Previous preclinical studies have shown a significant cytotoxic eribulin activity in the nanomolar range in several tumour cell lines. In this study, IC50 ranged from 1.58nM to 0.7nM after 24h exposure time which is within the values reported in the literature [3, 16, 23, 24].
We demonstrate a significant extra cell killing after irradiation combined with eribulin at IC50 concentrations as compared with the irradiation alone ranging from 17–32% and 18–34% for HeLa and FaDu cells respectively. Our results are in accordance with those found in a recent study  where they reported an increase in growth inhibition of 29% and 37% for irradiated H446 and H841 small lung cancer cell lines respectively exposed to 0.625nM eribulin.
The present study demonstrates the in vitro radiosensitizing effect of eribulin in the two human cell lines tested in a dose-dependent manner. We show an enhancement of radiation response in pretreated cells with a SER up to 2.71 and 2.32 for HeLa and FaDu cells respectively which means that combined treatment is more than twice as effective as irradiation alone. To further examine the eribulin induced radiosensitization we have calculated the extra cell killing of combined treatment at a clinically relevant fraction dose of 2Gy. At the IC50 concentrations, the ratio of the SF2 between untreated and treated cells were 1.36 and 1.56 for Hela and FaDu respectively, which correspond to an increase of 36% and 56% in tumour cell death after each fraction of 2Gy. This effect would be magnified in a conventional radiotherapy treatment of 25–30 fractions and could have a significant effect on local tumour control. Our results demonstrate a true synergistic interaction between irradiation and eribulin with a combination index of 0.82 and 0.76 for Hela and FaDu cells respectively, both below 1. We can affirm that radiosensitizing effect is even more pronounced in head and neck line. Our results agree with those previously published regarding the radiosensitizing potential of eribulin. Helfrich et al.  found a remarkable enhancement of irradiation response by eribulin in lung cancer cell lines. The same results were obtained by Miki et al.  using U87MG glioma cells in a clonogenic assay.

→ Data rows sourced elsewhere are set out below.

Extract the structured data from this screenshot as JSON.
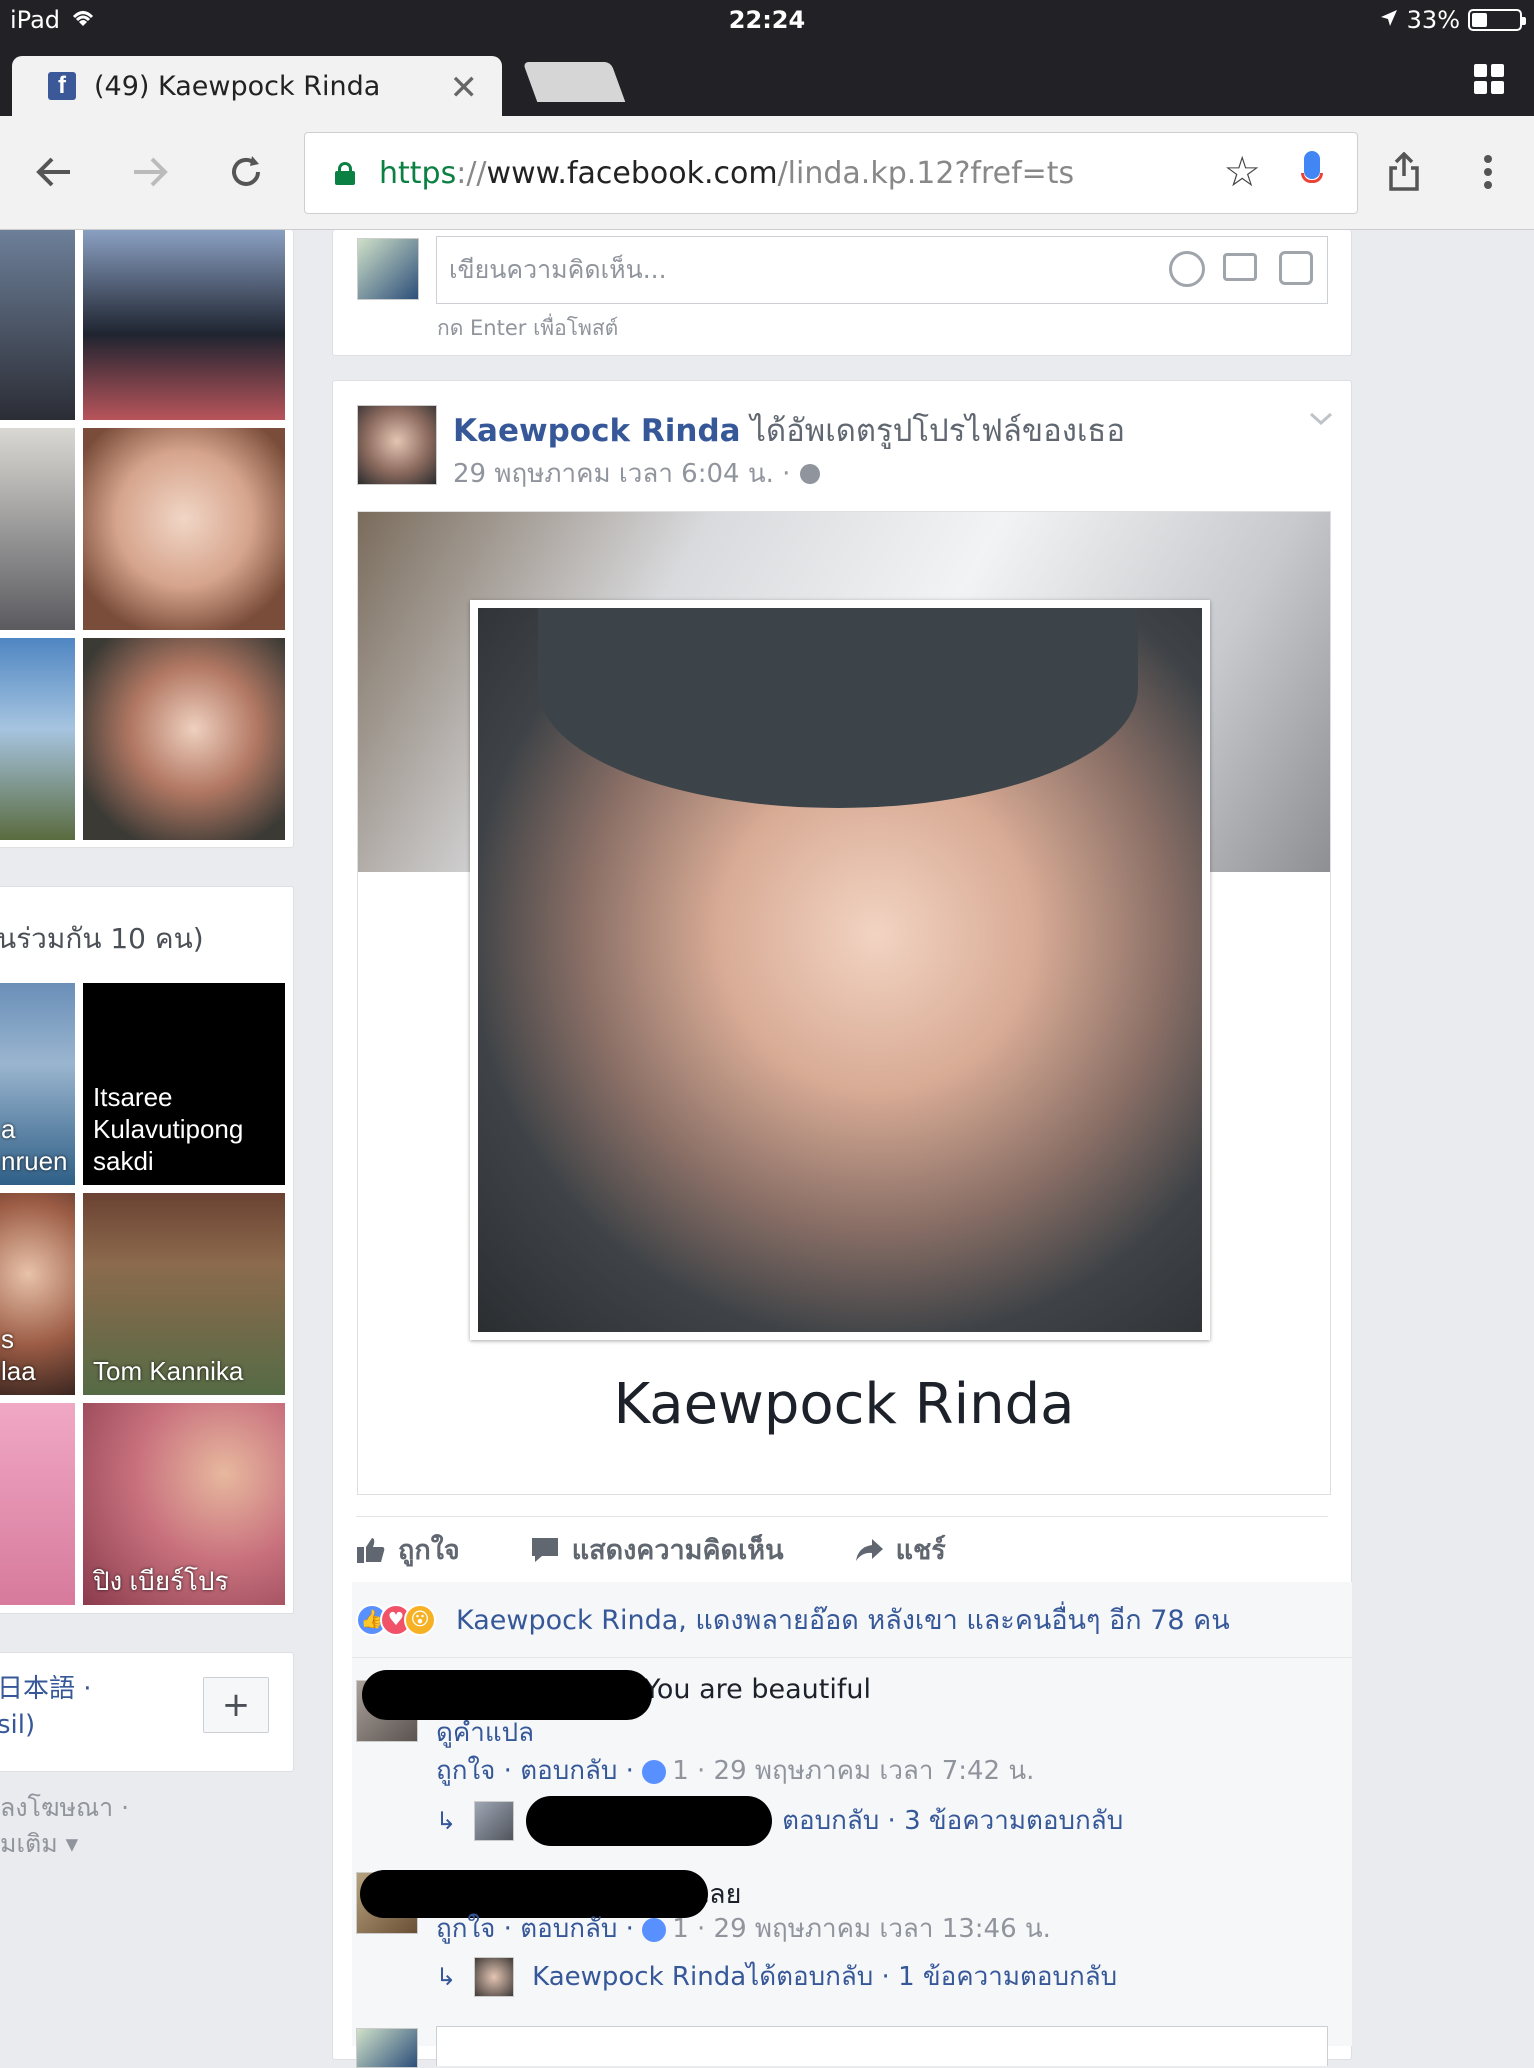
{
  "status_bar": {
    "device": "iPad",
    "time": "22:24",
    "battery": "33%",
    "battery_level": 0.33
  },
  "browser": {
    "tab_title": "(49) Kaewpock Rinda",
    "url": {
      "scheme": "https",
      "sep": "://",
      "host": "www.facebook.com",
      "path": "/linda.kp.12?fref=ts"
    }
  },
  "left_column": {
    "mutual_friends_title": "นร่วมกัน 10 คน)",
    "friends": [
      {
        "name": "a\nnruen"
      },
      {
        "name": "Itsaree\nKulavutipong\nsakdi"
      },
      {
        "name": "s\nlaa"
      },
      {
        "name": "Tom Kannika"
      },
      {
        "name": ""
      },
      {
        "name": "ปิง เบียร์โปร"
      }
    ],
    "languages": "日本語 ·\nsil)",
    "add_button": "+",
    "footer": "ลงโฆษณา ·\nมเติม ▾"
  },
  "comment_box_top": {
    "placeholder": "เขียนความคิดเห็น...",
    "hint": "กด Enter เพื่อโพสต์"
  },
  "post": {
    "author": "Kaewpock Rinda",
    "action_text": " ได้อัพเดตรูปโปรไฟล์ของเธอ",
    "timestamp": "29 พฤษภาคม เวลา 6:04 น. ·",
    "profile_name": "Kaewpock Rinda",
    "actions": {
      "like": "ถูกใจ",
      "comment": "แสดงความคิดเห็น",
      "share": "แชร์"
    },
    "reactions_summary": "Kaewpock Rinda, แดงพลายอ๊อด หลังเขา และคนอื่นๆ อีก 78 คน"
  },
  "comments": [
    {
      "text": "You are beautiful",
      "translate": "ดูคำแปล",
      "meta_like": "ถูกใจ · ตอบกลับ · ",
      "meta_likes_count": "1",
      "meta_time": " · 29 พฤษภาคม เวลา 7:42 น.",
      "reply_summary": "ตอบกลับ · 3 ข้อความตอบกลับ"
    },
    {
      "text": "ยเลย",
      "meta_like": "ถูกใจ · ตอบกลับ · ",
      "meta_likes_count": "1",
      "meta_time": " · 29 พฤษภาคม เวลา 13:46 น.",
      "reply_author": "Kaewpock Rinda",
      "reply_summary": " ได้ตอบกลับ · 1 ข้อความตอบกลับ"
    }
  ]
}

The eribulin concentrations required to radiosensitization in our study are in the nanomolar range which can be reached in the plasma of patients treated with eribulin.The plasma Cmax after eribulin i.v. bolus at the maximum tolerated dose (MTD:1.4 mg/m2) is 1µM, higher than the concentration required for radiosensitization . This indirect data suggests that the use of eribulin in radiochemotherapy regimens is clinically feasible and should be evaluated in clinical trials. Moreover, the prolonged half-life of the drug provides sustained plasma concentrations above the concentrations needed to attain cytotoxicity for one week, which could result in a treatment benefit with daily radiotherapy fractions.

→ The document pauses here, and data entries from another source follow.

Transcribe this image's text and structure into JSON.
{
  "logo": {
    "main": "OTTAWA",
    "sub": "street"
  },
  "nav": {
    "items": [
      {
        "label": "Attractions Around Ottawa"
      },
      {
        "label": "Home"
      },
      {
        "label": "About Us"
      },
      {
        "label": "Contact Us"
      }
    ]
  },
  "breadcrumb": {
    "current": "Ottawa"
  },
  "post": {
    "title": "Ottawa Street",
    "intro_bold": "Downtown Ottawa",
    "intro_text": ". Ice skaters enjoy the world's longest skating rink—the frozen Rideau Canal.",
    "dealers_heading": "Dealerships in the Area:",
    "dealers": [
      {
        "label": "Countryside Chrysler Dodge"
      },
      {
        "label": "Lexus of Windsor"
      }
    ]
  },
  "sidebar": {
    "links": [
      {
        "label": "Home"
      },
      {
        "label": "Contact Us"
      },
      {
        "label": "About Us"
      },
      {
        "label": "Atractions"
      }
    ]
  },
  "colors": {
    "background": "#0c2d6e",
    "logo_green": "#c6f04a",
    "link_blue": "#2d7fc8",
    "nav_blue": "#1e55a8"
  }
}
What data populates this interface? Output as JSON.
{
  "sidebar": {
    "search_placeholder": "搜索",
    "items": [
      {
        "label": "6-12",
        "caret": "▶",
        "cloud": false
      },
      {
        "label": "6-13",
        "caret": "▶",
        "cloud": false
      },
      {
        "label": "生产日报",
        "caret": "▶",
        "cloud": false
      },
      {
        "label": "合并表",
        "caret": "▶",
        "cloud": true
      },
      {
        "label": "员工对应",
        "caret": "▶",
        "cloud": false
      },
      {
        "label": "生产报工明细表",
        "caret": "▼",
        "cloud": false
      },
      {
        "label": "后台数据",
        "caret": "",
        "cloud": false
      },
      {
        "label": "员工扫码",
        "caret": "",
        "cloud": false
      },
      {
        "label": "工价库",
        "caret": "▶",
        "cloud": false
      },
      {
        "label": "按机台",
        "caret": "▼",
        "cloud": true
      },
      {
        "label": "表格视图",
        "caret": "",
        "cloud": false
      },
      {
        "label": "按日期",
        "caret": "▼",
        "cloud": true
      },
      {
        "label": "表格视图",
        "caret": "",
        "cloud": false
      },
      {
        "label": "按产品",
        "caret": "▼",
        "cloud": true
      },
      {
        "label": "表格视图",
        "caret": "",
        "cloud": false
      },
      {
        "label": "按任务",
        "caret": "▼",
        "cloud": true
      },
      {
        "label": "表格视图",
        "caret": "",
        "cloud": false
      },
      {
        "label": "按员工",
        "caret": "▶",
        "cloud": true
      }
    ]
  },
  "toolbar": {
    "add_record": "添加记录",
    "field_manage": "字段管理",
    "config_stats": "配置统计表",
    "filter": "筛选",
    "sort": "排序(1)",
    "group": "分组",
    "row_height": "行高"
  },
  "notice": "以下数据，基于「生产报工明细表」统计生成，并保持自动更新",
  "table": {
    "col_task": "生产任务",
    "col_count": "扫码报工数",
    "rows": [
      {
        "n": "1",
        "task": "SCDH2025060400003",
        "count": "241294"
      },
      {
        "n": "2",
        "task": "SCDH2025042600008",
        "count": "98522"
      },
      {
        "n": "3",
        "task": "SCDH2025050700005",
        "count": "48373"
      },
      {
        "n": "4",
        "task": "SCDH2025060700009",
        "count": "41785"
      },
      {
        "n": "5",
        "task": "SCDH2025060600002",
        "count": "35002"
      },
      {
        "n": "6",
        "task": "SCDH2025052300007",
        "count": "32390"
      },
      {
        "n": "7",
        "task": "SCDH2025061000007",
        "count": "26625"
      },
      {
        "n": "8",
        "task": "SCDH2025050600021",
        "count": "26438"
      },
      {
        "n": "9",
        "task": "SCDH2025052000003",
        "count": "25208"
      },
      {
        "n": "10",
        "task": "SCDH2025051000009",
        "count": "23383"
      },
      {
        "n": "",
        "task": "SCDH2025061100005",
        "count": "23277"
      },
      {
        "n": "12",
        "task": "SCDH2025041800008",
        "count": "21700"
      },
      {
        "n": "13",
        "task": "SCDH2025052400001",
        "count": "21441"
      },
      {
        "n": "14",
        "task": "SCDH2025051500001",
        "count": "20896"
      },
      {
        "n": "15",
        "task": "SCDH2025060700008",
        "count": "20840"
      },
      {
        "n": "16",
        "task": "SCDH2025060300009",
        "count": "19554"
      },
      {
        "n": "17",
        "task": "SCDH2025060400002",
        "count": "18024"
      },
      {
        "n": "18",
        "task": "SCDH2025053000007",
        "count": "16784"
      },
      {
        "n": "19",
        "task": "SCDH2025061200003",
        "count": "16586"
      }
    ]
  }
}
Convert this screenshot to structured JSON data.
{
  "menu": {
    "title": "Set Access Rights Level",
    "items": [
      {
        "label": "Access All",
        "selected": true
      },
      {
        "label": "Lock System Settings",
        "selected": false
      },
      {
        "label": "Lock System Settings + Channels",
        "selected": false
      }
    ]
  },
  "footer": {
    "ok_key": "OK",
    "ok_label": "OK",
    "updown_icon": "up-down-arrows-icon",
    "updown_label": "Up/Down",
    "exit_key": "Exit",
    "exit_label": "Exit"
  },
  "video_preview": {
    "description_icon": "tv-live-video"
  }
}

To identify the exact mechanisms of the interaction between irradiation and drug is challenging. A modification of radiation cell survival curves in presence of drug is key to demonstrate a true radiosensitization effect. In this study we show a clear modification of radiation cell survival curve shape with an increase in α parameter and a decrease in β parameter (Fig. 1, Table 1). These changes could suggest drug interference with radiation-induced DNA damage repair mechanisms. Prior study , reported an over-expression of histone H2AX, a marker of DNA damage, evident after combined treatment in glioma cells respect to each agent separately.

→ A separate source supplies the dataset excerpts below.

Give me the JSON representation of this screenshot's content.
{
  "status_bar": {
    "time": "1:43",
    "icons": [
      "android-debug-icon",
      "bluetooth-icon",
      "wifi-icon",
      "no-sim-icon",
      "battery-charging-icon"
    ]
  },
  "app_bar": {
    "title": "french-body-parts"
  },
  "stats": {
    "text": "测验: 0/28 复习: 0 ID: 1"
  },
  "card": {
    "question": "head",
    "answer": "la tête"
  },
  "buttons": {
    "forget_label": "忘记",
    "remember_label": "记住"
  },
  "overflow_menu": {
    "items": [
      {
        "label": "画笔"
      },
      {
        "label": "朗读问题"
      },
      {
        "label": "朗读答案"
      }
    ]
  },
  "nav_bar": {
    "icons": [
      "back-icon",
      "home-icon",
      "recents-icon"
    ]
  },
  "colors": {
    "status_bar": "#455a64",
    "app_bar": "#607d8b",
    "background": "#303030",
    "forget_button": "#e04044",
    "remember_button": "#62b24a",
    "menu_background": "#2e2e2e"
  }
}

It is well known that G2/M is the most radiosensitive cell cycle phase. Our results show that eribulin induces a marked accumulation of cells in the G2/M phase of the cell cycle in both cell lines. Our work is also supported by others that also demonstrate an increase in G2/M phase cells after drug treatment [3, 16, 17].
As shown in Fig. 2, the G2/M arrest is greater in the FaDu cell line at 24h exposure time, which could explain the greater radiosensitizing effect in this line as compared to HeLa cells. Based on the results of our study we can conclude that drug-induced cell cycle changes constitute the main mechanism of radiosensitization by eribulin.
Our results demonstrate that eribulin induces marked apoptosis in HeLa and FaDu cells (Fig. 3,4). Furthermore, we found that in HeLa cells treated with 3nM eribulin and irradiation, the apoptosis percentage is 8.93% higher than the sum of both agents separately, which shows that this drug induces an increase in radiation-induced apoptosis. Although the difference does not reach statistical significance due to the small sample size, this effect is considered relevant in the mechanisms of action of this drug. A similar finding was reported in other study with docetaxel whose radiosensitization mechanisms are similar to eribulin, in which an increased radiation-induced apoptosis is described with high drug concentrations . We suggest that radiation-induced apoptosis is involved in the mechanism of eribulin radiosensitization depending on the concentration of the drug and the type of cell line tested.
Recent data  confirm that eribulin induces the apoptotic caspases − 3/7 in all cell lines tested and enhances the radiation-induced apoptotic cells. Another study  reports an increase of cleaved caspase-3 after 10nM eribulin exposure but suggests that combined treatment induces cell death through a caspase-independent mechanism.